The predicted sequences of zebrafish adaptor proteins are aligned with orthologous adaptor proteins. Protein symbols are defined in Table 2. Comparisons include members of the (A) DAP12, (B) DAP10, (C) FcRγ, FcRγL, (D) CD3ζ and (E) CD3ζL families. Black shading indicates identical amino acids and gray shading indicates functionally similar amino acids. Peptide leader sequences (L) and transmembrane (TM) domains are indicated above the alignment. A negatively charged residue (D) is present within the transmembrane domain of all adaptor proteins and indicated with asterisks (below) and pink highlighting. Cytoplasmic immunoreceptor tyrosine-based activation motifs (ITAMs; YxxLX_6-12YxxL/I) and ITAM-like sequences (YxxLX_6-12YxxA) which have been defined in mammalian signaling proteins (Pitcher and van Oers 2003; Underhill and Goodridge 2007) and are conserved in other species are indicated with down black arrowheads and yellow highlighting. Conserved cysteines that are utilized for dimerization are indicated by red arrows (Feng et al 2005; Feng et al 2006; Rutledge et al 1992). The tyrosine present in the DAP10 signaling motif (YxxM) is indicated with a black circle (above) and blue highlighting: note that this motif is modified in catfish, zebrafish (YMNV) and Takifugu (YMNT). Amino acid numbering is on the left. Introduced gaps in the sequence alignment are indicated with a dash (-).

Figure 2. Phylogenetic analyses of adaptor proteins

(A) The six zebrafish adaptor proteins (black text boxed in gray) are compared to the orthologous proteins defined in Table 2 and Figure 1. Note that FcRγL and CD3ζL may be restricted to fish species. (B) Zebrafish Dap10 and Dap12 are compared to orthologous proteins defined in Table 2 and Figure 1. Protein groups are identified on the right (white text boxed in gray). Bootstrap values less than 50 are not shown. Branch lengths are measured in terms of amino acid substitutions, with the scale indicated below the tree.
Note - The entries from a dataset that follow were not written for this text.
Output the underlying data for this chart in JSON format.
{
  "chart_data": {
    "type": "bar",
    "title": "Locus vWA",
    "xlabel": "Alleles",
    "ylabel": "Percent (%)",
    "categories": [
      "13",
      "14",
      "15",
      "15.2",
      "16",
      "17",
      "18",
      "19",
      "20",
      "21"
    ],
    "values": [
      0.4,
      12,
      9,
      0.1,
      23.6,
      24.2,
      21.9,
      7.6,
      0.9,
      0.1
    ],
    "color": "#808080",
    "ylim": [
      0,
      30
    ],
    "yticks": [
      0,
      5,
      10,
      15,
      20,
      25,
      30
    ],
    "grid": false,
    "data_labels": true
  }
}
Figure 3. Genomic organization of zebrafish adaptor genes

The cDNA sequences for zebrafish (A) Dap10 (hcst) and Dap12 (tyrobp), (B) FcRγ (fcer1g), (C) FcRγ-like (fcer1gl) and (D) CD3ζ-like (cd247l) were mapped onto their corresponding genomic sequence in order to define their exon-intron organization. The transcriptional orientation of all genes is left to right. All of these genes encode a translational start site within the first exon and a stop codon in the last exon. The identity of the BAC clone or contig used to deduce the exon-intron organization and the chromosome to which each gene maps is listed below each gene. (E) The relative genomic locations of the genes for all six adaptors are shown on each chromosome (chromosome numbers are listed below each figure). Note that only a single exon of CD3ζ (cd247) can be identified in the current release of the zebrafish genome database and is localized to chromosome 1.

Figure 4. Detection of adaptor protein expression

(A) RT-PCR was used to detect transcripts of the six zebrafish adaptor proteins, dap10, dap12, Fcrγ, Fcrγ-like,CD3ζ and CD3ζ-like from embryonic and larval zebrafish including 0 hours post fertilization (hpf) though 6 days post fertilization (dpf) as well as from adult tissues (ovary, liver, kidney, spleen and intestine). (B) Myelomonocytic (gray gate) or lymphocytic (black gate) cells were purified from whole kidney marrow based on light scatter characteristics. The scatter profile of zebrafish whole kidney marrow (left) is shown in comparison to post-myeloid (middle) and post-lymphoid (right) sorts using forward (FSC) and side (SSC) scatter. Myeloid and lymphoid cells, which represent ∼21.5% and ∼13.5% of the whole kidney marrow were purified to ∼95.6% and ∼75.6% purity, respectively, and used for RT-PCR analyses. (C) RT-PCR was used to assess which adaptor proteins are expressed in the zebrafish lymphoid and myeloid lineages. RT-PCR of mpx provides a positive control for myeloid cells and RT-PCR of TCRα provides a positive control for lymphocytes. β-actin is shown as a positive control for all RNA samples.